ARUP medical director Gwen McMillin, PhD, in her office

September 11, 2018

Dr. Gwen McMillin says ARUP's new therapeutic drug monitoring (TDM) for imatinib has definite patient benefits.


Fae helped deliver 500 calves last spring, one of many roles she plays in a Wyoming farm partnership with her husband, Jim.

But then she was diagnosed with leukemia, and had to put her work on hold.

Like others, Fae and Jim wanted health and targeted treatment. These days, with precision medicine that includes therapeutic drug monitoring (TDM), clinicians can use pharmacogenetics testing to evaluate whether a patient is or isn’t metabolizing a drug. TDM is used to optimize dose therapy to maintain a consistent concentration of drug in the patient's blood. The goal is to achieve that perfect balance of effective treatment while minimizing any risk for toxicity.

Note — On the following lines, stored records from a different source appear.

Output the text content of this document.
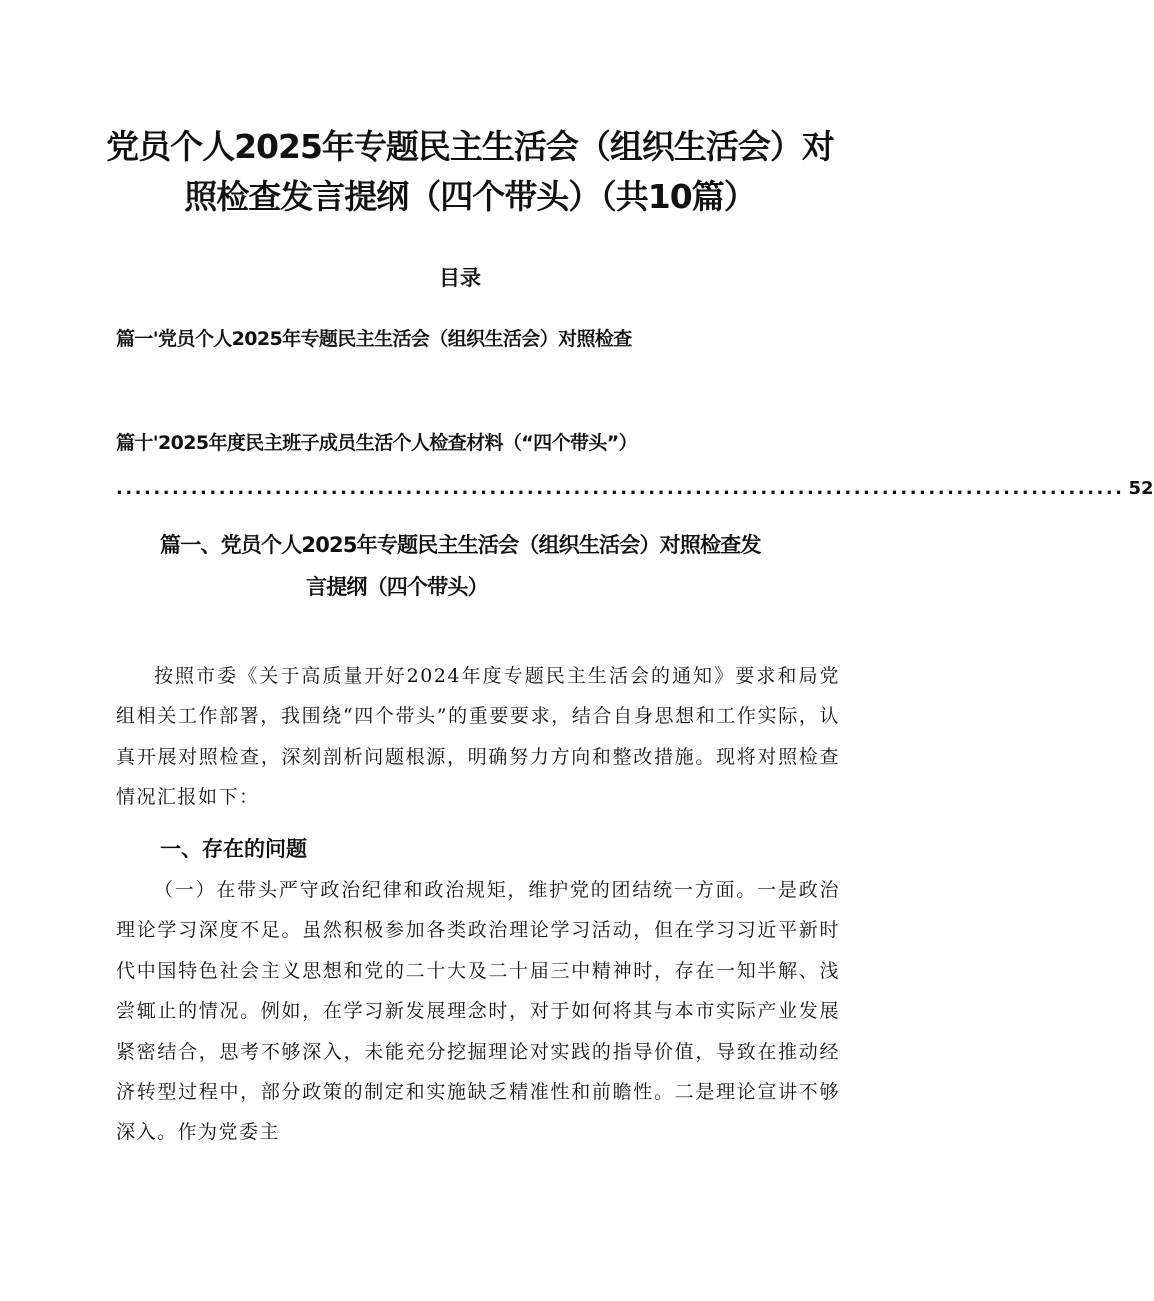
党员个人2025年专题民主生活会（组织生活会）对照检查发言提纲（四个带头）（共10篇）
目录
篇一'党员个人2025年专题民主生活会（组织生活会）对照检查
篇十'2025年度民主班子成员生活个人检查材料（“四个带头”）
............................................................................................................ 52
篇一、党员个人2025年专题民主生活会（组织生活会）对照检查发
言提纲（四个带头）
按照市委《关于高质量开好2024年度专题民主生活会的通知》要求和局党组相关工作部署，我围绕“四个带头”的重要要求，结合自身思想和工作实际，认真开展对照检查，深刻剖析问题根源，明确努力方向和整改措施。现将对照检查情况汇报如下：
一、存在的问题
（一）在带头严守政治纪律和政治规矩，维护党的团结统一方面。一是政治理论学习深度不足。虽然积极参加各类政治理论学习活动，但在学习习近平新时代中国特色社会主义思想和党的二十大及二十届三中精神时，存在一知半解、浅尝辄止的情况。例如，在学习新发展理念时，对于如何将其与本市实际产业发展紧密结合，思考不够深入，未能充分挖掘理论对实践的指导价值，导致在推动经济转型过程中，部分政策的制定和实施缺乏精准性和前瞻性。二是理论宣讲不够深入。作为党委主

Clinicians traditionally have relied on a patient’s weight and height (body surface area, or BSA) to determine drug dosage. But BSA’s use is not backed by rigorous science.

“Any tool that can help improve success rates of therapy is exciting. But the potential benefit of imatinib TDM is three-pronged: [It can be used] to verify adherence of the drug; to optimize dose; and to troubleshoot variable pharmacogenetics.”

Gwen McMillin, PhD
Medical Director of Toxicology and Pharmacogenetics.
 

We all respond differently to substances regardless of our BSA. Some can eat sugar until bedtime without losing sleep; others must skip even a square of chocolate after 4 p.m. Each person metabolizes sugar, caffeine, or cancer drugs differently.

With chemotherapy drugs, differences in how we metabolize drugs can mean severe side effects for some patients, or cancer that refuses to retreat for others.

ARUP is now unique among commercial labs in providing TDM for imatinib, a drug usually taken in tablet form at home to treat chronic myelogenous leukemia (CML) and gastrointestinal stromal tumor (GIST). Imatinib is a tyrosine kinase inhibitor (TKI), meaning that it blocks enzymes called tyrosine kinases, which can be too active or found at high levels in some types of cancer cells. Blocking them may help keep cancer cells from growing.

“Any tool that can help improve success rates of therapy is exciting,” notes Gwen McMillin, PhD, ARUP medical director of Toxicology and Pharmacogenetics. “The potential benefit of imatinib TDM is three-pronged: [It can be used] to verify adherence of the drug; to optimize dose; and to troubleshoot variable pharmacogenetics.”

McMillin said the latter is relevant if a patient using imatinib begins taking an antibiotic or other medication that can interfere with the level of imatinib in the blood.

TDM can save a patient money, adds McMillin. Imatinib is the only generic TKI available, so patients who use TDM to optimize its dosage often end up spending less.

Imatinib is the first in a series of drugs used in cancer treatment for which ARUP is developing TDM tests.